Nearly 40 percent of catastrophic events come from hurricanes and tropical storms. These events bring devastation in the form of high winds, storm surges and torrential rains. While wind certainly contributes to damages, flooding can inflict an extremely heavy and overwhelming toll on property holders and communities. The flooding aspect of tropical systems place many communities well inland at risk of being part of the disaster.

The 2018 Hurricane season carried an estimated price tag, in terms of losses, of $33 billion. Between 1980 and 2018, hurricanes and other tropical systems have inflicted damage totaling approximately $919.7 billion, adjusted for the Consumer Price Index. This translates to an average of $21.9 billion in damages per tropical cyclone striking the United States during that period.

From 1900 to 2017, the United States experienced 36 hurricanes with costs of at least $1 billion. Four of these storms struck in 2016 and 2017 — Matthew (2016) and Harvey, Irma and Maria (2017). Harvey ($125 billion), Maria ($90 billion) and Irma ($50 billion) ranked, as of the end of the 2017 Hurricane season, among the top five costliest hurricanes. Katrina (2005), at $161 billion, remains the most expensive in United States History. Sandy, third-ranked on the list, struck in 2012 and left damages of approximately $71 billion.

In 2018, two hurricanes (Florence and Michael) each inflicted billions in damages. Florence-related losses covered by insurance policies (not counting those covered by the National Flood Insurance Program) ranged between an estimated $2 billion and $5.5 billion. The estimated total damages from Florence reached $17 billion. For Matthew, insured losses carried estimates of $6 billion to $8 billion, with total losses climbing to nearly $11 billion.


In addition to tropical systems, heavy rain events from thunderstorms and stalled or slow-moving unstable weather patterns create flooding damage. On average, flooding causes $8 billion annually. From 2000 to 2017, catastrophes involving flooding have resulted in damages north of $750 billion. In 2017, NFIP paid damages of over $8.7 billion for flooding losses. This more than doubled the nearly $3.7 billion in 2016.

Think you’re immune from flooding or the costs from it? According to the Federal Emergency Management Administration, the vast majority of counties and parishes in the United States (98%) face flooding events. More than one in five claims for flooding damage originate from places not considered at high risk for flooding. These numbers bear witness to the reality that not just coastal counties or those located along rivers experience significant flooding problems.

It does not take a catastrophe to accumulate significant damages for households. For the average home, considered by FEMA to be 2,500 square feet and one story, merely an inch of flooding in the structure translates to a potential loss of $26,807 to real and personal property. With four inches of water in the interior, that loss exposure climbs to $103,355.
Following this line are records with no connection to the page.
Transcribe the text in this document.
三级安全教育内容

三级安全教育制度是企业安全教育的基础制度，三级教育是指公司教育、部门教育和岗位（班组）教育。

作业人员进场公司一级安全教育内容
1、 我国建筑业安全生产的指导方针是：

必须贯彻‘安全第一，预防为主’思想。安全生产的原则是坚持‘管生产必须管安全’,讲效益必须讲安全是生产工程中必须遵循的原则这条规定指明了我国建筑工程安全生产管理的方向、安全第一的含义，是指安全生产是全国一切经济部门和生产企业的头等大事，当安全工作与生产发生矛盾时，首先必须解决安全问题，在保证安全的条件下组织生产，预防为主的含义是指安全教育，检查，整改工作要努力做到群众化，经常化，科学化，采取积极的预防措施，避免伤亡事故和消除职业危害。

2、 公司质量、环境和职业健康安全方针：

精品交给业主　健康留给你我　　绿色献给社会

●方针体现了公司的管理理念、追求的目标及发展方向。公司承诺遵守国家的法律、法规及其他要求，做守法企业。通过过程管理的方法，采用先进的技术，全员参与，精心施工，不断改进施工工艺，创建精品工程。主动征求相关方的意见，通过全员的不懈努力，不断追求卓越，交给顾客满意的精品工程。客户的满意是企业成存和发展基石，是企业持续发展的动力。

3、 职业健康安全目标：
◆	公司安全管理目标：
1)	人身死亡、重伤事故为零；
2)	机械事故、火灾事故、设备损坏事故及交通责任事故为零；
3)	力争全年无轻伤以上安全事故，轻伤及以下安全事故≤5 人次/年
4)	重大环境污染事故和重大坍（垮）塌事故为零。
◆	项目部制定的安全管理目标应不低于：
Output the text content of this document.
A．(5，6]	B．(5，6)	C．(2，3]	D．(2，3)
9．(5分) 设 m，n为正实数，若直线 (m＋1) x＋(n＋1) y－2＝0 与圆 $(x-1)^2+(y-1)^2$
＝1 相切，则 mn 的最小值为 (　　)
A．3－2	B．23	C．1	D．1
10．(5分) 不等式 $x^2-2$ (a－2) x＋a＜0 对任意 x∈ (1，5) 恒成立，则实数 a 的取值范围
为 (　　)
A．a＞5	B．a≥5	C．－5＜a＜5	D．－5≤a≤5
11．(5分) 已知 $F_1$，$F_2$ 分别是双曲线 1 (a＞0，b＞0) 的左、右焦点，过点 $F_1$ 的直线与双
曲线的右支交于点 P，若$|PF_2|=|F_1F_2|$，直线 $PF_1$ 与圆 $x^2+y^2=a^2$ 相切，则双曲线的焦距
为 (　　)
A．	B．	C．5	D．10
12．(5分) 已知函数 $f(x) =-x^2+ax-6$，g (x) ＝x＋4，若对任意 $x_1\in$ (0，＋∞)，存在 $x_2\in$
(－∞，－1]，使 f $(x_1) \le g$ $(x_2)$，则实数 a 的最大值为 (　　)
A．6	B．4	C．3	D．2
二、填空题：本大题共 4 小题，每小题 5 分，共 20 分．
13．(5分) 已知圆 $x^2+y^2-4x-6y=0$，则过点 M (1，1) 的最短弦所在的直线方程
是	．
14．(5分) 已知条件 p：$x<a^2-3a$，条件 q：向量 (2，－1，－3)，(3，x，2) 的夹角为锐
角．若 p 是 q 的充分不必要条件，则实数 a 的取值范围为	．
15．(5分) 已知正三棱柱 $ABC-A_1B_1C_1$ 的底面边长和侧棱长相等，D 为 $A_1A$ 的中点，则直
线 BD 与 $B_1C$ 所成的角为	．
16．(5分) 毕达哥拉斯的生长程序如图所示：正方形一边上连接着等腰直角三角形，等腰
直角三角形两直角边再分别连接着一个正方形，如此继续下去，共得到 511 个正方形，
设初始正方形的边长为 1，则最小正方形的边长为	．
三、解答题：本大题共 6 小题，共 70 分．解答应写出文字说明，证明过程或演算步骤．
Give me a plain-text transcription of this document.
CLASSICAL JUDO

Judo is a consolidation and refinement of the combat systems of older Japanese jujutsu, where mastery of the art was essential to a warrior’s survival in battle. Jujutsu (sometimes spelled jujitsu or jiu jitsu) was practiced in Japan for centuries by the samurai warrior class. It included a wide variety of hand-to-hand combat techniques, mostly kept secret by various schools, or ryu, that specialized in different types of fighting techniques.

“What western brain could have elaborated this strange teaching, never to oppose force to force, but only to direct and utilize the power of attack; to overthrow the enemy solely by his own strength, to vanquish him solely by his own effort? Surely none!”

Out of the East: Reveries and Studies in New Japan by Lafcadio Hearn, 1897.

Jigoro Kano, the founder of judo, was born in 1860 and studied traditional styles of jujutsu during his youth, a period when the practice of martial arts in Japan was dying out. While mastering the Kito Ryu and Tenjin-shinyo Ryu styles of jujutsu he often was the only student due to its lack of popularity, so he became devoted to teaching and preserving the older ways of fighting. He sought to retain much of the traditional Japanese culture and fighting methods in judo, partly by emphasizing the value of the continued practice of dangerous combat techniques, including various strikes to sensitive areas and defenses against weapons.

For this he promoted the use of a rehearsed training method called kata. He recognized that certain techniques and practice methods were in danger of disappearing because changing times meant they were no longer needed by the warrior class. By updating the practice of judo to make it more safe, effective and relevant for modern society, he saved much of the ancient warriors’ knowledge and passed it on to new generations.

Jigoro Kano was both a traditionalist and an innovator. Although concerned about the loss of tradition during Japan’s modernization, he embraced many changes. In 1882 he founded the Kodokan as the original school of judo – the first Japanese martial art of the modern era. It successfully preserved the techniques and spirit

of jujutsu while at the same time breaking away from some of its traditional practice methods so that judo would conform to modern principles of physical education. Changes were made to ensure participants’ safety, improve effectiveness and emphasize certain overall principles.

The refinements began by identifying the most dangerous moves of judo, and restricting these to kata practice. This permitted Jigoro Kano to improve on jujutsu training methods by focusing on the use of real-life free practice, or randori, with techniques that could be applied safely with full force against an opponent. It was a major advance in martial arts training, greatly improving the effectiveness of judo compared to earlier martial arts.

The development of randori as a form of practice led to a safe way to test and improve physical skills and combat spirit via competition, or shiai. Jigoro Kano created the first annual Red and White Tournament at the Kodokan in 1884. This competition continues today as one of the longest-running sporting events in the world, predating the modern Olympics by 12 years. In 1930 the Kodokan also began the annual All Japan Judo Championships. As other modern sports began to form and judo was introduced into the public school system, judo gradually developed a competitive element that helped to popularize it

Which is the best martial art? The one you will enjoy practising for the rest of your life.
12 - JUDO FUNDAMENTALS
Why You Need to Examine Your Property Coverage?

Standard homeowner’s and property casualty insurance policies do not cover damage from flooding. Those who do not live or own property in floodplains, and, thus, are not required by the federal government or normally by their lenders to have flood insurance, may not believe they need it. The realization that homeowner’s coverage does not avail for flooding damage, whether catastrophic or relatively minor, does not hit until the owner files the claim. Want to learn more? Check out Bankrate’s Guide to Flood Insurance

Congress created NFIP in 1968 out of concerns that standard insurance did not cover floods, and the costs of disaster relief and restoration from these events fell ultimately to taxpayers. Policies issued under NFIP afford coverage of $250,000 on the home itself and $100,000 on the contents in the home. Premiums for NFIP coverage average $700 annually. To access this coverage, your community must enact and enforce ordinances for protection and management of floodplain areas.

If you cannot obtain coverage from NFIP, usually because your property does not lie in a community with the necessary ordinance, you may find private companies to cover flooding. This insurance may come as a separate policy or an endorsement (or extra) to a homeowner’s policy.